Marwick TH, Lauer MS, Lobo A, Nally J, Braun W (Cleveland Clinic Foundation, Cleveland, USA). Use of dobutamine echocardiography for cardiac risk stratification of patients with chronic renal failure. J Intern Med 1998; 244: 155–61.

Objectives

This study sought to define the value of dobutamine echocardiography (DbE) for cardiac risk stratification in patients with chronic renal failure (CRF).

Design

Outcome study correlating results of DbE with late cardiac events in patients with CRF.

Setting

Academic medical centre.

Subjects

All patients with CRF (serum creatinine > 2.5 mg dL−1) undergoing DbE were studied; we analysed 193 consecutive patients (aged 63 ± 13 years, 73 men).

Interventions

A standard dobutamine–atropine stress was administered until attainment of peak dose, or the development of severe ischaemia or side-effects. The electrocardiogram (ECG) and echocardiogram were obtained before, during and after stress. Ischaemia was identified by new or worsening wall-motion abnormalities with stress.

Outcome measures

Patients were followed up after 38 ± 14 months for cardiac death, myocardial infarction or coronary disease progression requiring revascularization.

Results

DbE demonstrated ischaemia in 36 patients (19%), scar in 36 (19%) and a normal study in 121 patients. The heart-rate response to dobutamine was submaximal (< 85% age-predicted heart rate) in the absence of wall-motion abnormalities in 69 patients (36%), 54 of whom completed the protocol. Follow-up data were complete in 191 patients (99%); cardiac events occurred in 33 patients (17%), including 17 with cardiac death, 7 with infarction, and 9 requiring late revascularization. Spontaneous events occurred in 7 patients with ischaemia, 3 with scar (8%), 11 with a nondiagnostic study (16%) and 3 patients with a normal study (6%).
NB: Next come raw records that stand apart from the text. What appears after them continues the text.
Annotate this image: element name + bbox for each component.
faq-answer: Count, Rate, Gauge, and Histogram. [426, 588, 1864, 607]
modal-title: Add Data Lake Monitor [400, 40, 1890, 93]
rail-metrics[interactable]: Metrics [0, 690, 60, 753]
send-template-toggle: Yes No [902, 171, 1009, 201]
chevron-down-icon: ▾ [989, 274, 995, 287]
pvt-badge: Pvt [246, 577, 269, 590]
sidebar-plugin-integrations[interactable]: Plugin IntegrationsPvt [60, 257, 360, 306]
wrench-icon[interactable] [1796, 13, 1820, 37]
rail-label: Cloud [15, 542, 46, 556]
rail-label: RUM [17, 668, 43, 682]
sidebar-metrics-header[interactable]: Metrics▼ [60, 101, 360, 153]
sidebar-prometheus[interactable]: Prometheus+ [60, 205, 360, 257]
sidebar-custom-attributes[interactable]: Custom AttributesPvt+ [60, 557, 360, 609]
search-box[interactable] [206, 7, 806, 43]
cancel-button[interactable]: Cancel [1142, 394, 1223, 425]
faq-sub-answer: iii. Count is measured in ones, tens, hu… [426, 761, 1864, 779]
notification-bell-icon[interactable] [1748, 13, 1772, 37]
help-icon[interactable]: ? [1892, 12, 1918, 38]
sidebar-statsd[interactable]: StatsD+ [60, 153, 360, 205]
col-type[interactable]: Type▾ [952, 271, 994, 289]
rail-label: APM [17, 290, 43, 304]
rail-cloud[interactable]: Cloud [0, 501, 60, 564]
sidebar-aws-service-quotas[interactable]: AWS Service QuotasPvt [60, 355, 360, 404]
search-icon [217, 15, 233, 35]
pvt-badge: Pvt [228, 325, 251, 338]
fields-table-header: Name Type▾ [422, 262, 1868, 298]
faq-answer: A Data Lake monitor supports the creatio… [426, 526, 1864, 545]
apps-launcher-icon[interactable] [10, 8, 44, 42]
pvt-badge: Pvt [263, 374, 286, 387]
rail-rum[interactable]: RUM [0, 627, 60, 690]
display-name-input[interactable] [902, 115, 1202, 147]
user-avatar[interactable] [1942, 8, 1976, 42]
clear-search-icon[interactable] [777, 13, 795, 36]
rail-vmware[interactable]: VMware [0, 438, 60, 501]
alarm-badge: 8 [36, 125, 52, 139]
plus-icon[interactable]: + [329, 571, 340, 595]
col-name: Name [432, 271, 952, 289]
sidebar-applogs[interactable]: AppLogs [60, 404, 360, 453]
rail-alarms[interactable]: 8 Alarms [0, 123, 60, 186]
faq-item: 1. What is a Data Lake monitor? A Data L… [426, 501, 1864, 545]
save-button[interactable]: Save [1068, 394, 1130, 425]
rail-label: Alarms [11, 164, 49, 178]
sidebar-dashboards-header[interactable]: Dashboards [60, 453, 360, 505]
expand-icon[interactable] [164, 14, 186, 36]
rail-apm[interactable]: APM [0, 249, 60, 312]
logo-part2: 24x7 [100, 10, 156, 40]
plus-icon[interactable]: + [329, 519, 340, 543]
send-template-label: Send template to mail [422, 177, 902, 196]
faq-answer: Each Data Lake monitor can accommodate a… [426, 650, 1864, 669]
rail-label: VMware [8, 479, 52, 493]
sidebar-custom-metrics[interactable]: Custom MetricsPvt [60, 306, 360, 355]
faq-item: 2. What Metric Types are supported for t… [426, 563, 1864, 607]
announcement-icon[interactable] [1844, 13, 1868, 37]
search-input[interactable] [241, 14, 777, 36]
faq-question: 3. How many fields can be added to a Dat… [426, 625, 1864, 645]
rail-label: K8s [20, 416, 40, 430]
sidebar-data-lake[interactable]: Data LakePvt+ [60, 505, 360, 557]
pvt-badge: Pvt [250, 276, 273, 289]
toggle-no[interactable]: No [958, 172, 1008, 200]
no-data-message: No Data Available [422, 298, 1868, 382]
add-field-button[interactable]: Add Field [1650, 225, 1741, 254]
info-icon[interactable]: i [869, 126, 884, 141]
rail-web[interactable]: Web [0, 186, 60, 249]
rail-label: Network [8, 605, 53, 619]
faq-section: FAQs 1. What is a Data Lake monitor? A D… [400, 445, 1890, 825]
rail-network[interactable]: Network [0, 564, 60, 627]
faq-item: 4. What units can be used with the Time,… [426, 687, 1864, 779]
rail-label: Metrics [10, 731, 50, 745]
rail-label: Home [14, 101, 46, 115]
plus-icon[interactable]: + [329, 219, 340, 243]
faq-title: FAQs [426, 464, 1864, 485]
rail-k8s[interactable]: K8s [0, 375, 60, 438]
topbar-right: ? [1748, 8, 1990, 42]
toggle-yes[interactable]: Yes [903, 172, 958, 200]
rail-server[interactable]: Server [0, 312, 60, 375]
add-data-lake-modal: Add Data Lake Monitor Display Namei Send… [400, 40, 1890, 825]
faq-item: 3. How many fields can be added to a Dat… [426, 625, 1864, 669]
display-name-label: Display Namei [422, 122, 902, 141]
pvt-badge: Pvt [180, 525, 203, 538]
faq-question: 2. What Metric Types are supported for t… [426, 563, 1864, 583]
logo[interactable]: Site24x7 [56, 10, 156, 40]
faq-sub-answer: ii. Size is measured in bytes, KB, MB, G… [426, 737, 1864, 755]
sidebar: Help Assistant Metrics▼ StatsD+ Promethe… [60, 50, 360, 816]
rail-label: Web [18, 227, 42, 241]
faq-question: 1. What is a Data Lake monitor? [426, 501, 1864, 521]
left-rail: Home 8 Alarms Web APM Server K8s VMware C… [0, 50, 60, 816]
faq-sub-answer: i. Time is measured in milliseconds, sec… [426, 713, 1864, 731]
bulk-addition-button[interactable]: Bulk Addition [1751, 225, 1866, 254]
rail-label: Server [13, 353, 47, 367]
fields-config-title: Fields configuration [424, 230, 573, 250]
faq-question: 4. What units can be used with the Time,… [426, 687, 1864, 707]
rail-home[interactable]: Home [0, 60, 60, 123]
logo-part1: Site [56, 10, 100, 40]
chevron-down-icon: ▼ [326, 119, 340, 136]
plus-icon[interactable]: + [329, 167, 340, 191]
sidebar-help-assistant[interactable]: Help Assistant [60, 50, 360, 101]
Over the entire follow-up, the event-free survival in patients with ischaemia (66%) was markedly lower than those without ischaemia (84%, P= 0.006). However, the event rate in patients with nonischaemic responses increased from 8% to 16% between 24 and 40 months, and whilst ischaemia was an independent predictor of outcome at 24 months, it was not at 40 months.

Conclusions

In patients with CRF, the identification of ischaemia at DbE is associated with a significant risk of adverse cardiac events. Patients with nonischaemic scans have a low frequency of events over short-term follow-up, but this increases at later follow-up. These later events may reflect progressive coronary disease, attributable to the atherogenic milieu of these patients, and imply that repeated testing may be required to maintain cardiac risk stratification in patients with CRF.